Aan onze Dichters (m/v)
Wij hopen dat wij, als leden van ons Café, elkaar op deze locatie vaak mogen ontmoeten en elkaar kunnen verrassen, doen verwonderen en ontroeren door inzending van een kolkende stroom van gedichten.
Alle gedichten die normaliter voor een fysieke bijeenkomst worden ingezonden worden nu (behoudens tegenbericht) door het bestuur op Café Online geplaatst.

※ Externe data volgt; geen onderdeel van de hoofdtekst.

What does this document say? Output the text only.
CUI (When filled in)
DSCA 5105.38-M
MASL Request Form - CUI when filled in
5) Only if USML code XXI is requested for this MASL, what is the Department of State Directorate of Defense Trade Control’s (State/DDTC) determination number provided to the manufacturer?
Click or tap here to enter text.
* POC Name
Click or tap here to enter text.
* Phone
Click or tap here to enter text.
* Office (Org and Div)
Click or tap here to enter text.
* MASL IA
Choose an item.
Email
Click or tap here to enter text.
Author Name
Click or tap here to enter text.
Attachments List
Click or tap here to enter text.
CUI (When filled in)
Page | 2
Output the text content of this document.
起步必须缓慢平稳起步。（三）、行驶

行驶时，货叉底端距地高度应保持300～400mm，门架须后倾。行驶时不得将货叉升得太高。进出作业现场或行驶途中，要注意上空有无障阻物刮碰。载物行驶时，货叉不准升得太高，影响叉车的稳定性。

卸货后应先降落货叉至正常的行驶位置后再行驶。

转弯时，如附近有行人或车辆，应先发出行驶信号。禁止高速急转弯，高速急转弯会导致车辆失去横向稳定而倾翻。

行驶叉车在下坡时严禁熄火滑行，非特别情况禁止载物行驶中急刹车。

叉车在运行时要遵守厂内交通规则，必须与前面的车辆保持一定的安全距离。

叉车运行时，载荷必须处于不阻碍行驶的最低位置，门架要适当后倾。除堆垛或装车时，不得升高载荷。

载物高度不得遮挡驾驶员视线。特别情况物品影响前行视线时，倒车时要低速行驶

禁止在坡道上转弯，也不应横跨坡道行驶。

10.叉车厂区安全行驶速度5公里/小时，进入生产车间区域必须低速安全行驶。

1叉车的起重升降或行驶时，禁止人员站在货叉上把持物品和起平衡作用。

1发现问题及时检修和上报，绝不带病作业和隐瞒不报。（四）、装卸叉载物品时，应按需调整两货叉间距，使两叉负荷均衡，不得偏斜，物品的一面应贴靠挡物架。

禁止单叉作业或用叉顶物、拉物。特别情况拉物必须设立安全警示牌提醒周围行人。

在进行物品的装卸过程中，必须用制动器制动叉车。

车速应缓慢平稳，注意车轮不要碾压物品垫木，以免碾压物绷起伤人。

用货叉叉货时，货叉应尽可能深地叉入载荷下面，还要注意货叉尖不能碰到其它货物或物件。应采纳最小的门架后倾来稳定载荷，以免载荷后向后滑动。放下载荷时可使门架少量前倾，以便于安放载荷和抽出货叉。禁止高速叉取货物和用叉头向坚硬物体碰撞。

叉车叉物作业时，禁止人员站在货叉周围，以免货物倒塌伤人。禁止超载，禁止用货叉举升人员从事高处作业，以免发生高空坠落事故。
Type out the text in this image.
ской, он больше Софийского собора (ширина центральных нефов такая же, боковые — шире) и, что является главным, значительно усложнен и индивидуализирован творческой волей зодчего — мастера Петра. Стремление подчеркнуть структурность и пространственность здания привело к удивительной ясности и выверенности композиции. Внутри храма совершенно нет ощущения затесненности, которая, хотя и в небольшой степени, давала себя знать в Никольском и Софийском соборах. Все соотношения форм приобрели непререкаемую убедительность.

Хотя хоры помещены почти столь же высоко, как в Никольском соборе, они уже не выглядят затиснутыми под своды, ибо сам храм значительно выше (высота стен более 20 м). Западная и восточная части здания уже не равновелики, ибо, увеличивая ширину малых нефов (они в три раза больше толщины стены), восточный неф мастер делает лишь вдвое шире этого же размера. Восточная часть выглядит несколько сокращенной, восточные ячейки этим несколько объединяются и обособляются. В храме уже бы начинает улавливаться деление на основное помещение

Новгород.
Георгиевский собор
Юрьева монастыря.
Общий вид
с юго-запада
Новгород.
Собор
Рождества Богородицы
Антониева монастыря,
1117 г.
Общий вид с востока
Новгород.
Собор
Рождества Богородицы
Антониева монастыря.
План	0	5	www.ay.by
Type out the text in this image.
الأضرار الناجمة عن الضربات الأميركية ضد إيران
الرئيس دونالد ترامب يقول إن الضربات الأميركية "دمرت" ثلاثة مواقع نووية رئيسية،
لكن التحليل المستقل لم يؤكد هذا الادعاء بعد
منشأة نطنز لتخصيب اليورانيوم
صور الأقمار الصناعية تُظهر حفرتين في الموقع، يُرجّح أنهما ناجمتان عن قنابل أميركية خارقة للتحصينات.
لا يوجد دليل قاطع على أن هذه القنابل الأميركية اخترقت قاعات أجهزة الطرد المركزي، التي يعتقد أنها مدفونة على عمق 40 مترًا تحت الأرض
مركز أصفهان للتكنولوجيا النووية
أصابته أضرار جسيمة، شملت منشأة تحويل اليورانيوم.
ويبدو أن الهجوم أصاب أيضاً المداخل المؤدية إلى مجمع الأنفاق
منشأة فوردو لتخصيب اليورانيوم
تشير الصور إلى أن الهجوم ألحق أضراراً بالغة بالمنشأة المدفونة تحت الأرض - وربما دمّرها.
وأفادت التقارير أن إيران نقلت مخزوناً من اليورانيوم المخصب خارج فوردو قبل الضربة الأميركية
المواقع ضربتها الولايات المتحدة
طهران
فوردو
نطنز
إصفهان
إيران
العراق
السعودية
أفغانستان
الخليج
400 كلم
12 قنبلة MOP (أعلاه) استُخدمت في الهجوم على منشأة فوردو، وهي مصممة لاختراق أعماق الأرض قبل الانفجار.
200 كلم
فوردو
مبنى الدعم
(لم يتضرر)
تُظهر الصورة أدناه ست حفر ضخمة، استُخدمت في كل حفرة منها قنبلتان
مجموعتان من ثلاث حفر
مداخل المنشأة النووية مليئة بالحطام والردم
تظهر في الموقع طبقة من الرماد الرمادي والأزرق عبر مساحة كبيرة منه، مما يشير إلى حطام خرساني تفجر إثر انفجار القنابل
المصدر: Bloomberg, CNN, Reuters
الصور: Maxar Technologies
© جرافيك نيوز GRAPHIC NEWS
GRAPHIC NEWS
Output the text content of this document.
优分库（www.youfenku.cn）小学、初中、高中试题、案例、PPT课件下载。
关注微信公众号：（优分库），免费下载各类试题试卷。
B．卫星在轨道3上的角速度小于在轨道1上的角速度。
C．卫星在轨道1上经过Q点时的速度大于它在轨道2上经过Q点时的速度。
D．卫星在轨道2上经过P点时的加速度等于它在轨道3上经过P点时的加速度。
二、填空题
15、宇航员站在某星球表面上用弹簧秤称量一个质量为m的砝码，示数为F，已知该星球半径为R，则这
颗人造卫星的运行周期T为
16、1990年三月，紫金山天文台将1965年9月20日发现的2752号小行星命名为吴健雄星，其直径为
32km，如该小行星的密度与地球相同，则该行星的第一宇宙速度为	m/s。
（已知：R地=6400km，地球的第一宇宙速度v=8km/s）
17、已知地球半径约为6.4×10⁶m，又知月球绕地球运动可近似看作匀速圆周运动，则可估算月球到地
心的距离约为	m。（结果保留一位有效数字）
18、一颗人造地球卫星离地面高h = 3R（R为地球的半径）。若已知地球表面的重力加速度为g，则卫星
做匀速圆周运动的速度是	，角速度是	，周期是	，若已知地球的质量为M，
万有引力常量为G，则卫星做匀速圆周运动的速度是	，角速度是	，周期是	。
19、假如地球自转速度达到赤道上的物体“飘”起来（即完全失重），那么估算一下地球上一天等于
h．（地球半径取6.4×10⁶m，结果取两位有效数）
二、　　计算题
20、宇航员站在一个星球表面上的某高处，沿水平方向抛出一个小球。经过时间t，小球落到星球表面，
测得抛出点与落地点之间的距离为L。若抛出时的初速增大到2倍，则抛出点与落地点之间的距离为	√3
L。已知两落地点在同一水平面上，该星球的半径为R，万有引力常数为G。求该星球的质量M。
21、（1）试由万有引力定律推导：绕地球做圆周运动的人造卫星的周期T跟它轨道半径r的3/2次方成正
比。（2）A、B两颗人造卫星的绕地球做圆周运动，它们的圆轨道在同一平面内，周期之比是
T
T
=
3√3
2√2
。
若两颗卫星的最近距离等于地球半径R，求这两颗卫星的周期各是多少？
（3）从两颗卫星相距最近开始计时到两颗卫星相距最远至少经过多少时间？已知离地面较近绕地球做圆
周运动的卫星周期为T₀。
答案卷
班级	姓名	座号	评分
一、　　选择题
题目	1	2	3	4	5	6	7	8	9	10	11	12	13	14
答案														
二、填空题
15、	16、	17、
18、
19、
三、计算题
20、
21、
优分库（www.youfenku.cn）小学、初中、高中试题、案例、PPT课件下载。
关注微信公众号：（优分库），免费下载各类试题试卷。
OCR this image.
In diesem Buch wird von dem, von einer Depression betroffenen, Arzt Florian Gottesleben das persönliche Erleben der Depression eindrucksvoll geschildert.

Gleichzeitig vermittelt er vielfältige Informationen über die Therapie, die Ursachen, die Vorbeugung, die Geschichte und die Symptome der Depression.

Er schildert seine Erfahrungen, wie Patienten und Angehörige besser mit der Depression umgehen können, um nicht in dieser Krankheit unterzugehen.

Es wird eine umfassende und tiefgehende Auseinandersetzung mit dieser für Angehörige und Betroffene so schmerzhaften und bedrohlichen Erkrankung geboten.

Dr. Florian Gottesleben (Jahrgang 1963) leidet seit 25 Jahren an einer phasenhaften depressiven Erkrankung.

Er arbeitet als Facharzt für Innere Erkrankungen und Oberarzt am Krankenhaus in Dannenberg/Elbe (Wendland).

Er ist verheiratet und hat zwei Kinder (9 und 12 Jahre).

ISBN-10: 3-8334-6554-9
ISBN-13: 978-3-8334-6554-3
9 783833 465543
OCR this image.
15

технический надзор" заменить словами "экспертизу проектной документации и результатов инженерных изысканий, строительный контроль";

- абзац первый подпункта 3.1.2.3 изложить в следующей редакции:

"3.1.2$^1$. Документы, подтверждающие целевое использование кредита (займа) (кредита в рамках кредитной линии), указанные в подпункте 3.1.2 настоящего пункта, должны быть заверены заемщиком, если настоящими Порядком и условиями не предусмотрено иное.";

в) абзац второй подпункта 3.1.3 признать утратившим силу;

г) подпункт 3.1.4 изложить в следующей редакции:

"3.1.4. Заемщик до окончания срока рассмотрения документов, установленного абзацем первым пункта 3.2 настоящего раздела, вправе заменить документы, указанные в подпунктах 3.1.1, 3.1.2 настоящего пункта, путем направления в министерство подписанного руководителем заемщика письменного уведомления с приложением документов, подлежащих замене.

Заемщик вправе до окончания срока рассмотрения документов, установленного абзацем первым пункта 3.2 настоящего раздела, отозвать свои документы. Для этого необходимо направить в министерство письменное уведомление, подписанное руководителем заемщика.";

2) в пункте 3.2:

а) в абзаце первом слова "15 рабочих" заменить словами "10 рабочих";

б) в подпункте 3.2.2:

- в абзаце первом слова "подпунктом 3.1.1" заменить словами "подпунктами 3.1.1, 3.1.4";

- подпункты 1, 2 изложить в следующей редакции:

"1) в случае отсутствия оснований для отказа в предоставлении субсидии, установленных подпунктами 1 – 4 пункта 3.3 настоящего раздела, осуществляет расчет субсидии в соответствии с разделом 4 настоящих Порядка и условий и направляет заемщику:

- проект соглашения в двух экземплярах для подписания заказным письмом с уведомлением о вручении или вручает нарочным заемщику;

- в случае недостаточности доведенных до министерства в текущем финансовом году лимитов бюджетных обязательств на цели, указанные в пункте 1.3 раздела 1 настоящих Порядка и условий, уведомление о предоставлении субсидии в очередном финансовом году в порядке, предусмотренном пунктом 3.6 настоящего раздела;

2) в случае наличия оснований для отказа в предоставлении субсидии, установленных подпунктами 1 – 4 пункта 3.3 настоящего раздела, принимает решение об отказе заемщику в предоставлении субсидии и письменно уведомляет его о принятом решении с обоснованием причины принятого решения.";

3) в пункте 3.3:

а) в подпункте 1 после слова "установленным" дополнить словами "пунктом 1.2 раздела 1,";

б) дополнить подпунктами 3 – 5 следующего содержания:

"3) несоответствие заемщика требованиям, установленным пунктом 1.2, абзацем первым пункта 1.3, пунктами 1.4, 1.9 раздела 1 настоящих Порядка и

Onze virtuele ontmoetingsplek.
Een hartelijke groet van Joseph – Cees – Tinus
De hazelworm heeft denkelijk ooit
na rijp beraad haar naam gekregen,
alleen, men zoekt bij haar vergeefs
naar oren of een pluizig staartje
zoals dat past bij hazen, nee
zij heeft haar naam veeleer
te danken aan haar bruine vel
maar hoedt u, als u haar wilt aaien
dan snelt het dier er als een haas vandoor.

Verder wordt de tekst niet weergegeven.